Les magistrats maintiennent leurs poursuites contre le ministre Ali Ahmat Aghabache


Après les propos tenus par le ministre de la Sécurité publique et de l’Immigration, Ali Ahmat Aghabache, les bureaux exécutifs du Syndicat des magistrats du Tchad (SMT) et du Syndicat autonome des magistrats du Tchad (SYAMAT) se sont réunis en Assemblée générale extraordinaire ce mardi 26 mai 2026 afin d’examiner la lettre d’excuses adressée après la plainte déposée contre lui.

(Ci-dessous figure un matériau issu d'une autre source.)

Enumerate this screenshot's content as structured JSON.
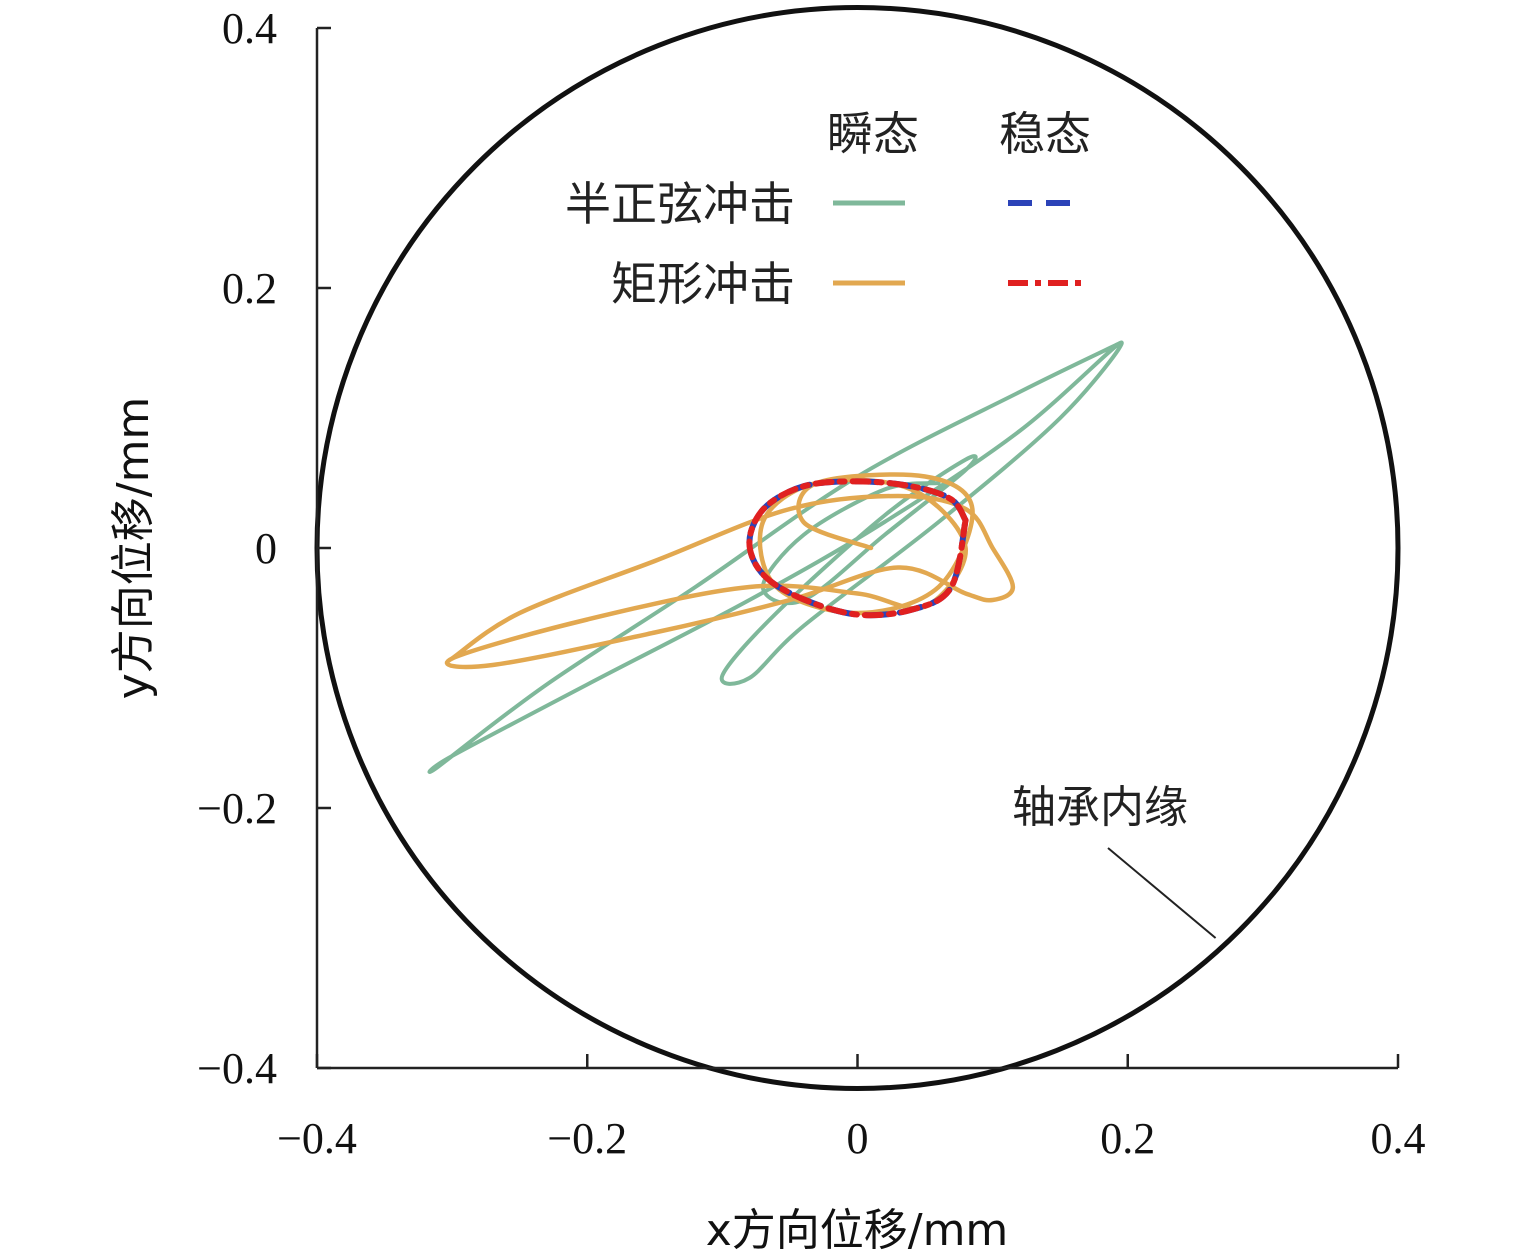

‎À l’issue des échanges, les deux bureaux ont fermement condamné les propos du ministre et maintenu les poursuites judiciaires engagées contre lui pour des déclarations jugées « outrageantes ». Ils lui accordent toutefois un délai de dix jours afin de permettre au gouvernement de prendre ses responsabilités dans cette affaire.

‎Selon Nguemangue Ponga Raphaël, ces propos n’offensent pas uniquement les magistrats, mais portent également atteinte à l’institution judiciaire, reconnue comme un pouvoir par la Constitution. Il a rappelé que les décisions et ordonnances rendues par les juges le sont au nom du peuple tchadien.

‎Dans leur plainte, les syndicats évoquent notamment des faits d’outrage à magistrat, de discrédit jeté sur des décisions de justice et d’empiètement sur le fonctionnement normal de la justice. Cette affaire fait suite aux déclarations du ministre prononcées le 21 mai dernier, au cours desquelles il appelait publiquement ses services à déchirer des décisions de justice et à les jeter au visage de leurs bénéficiaires.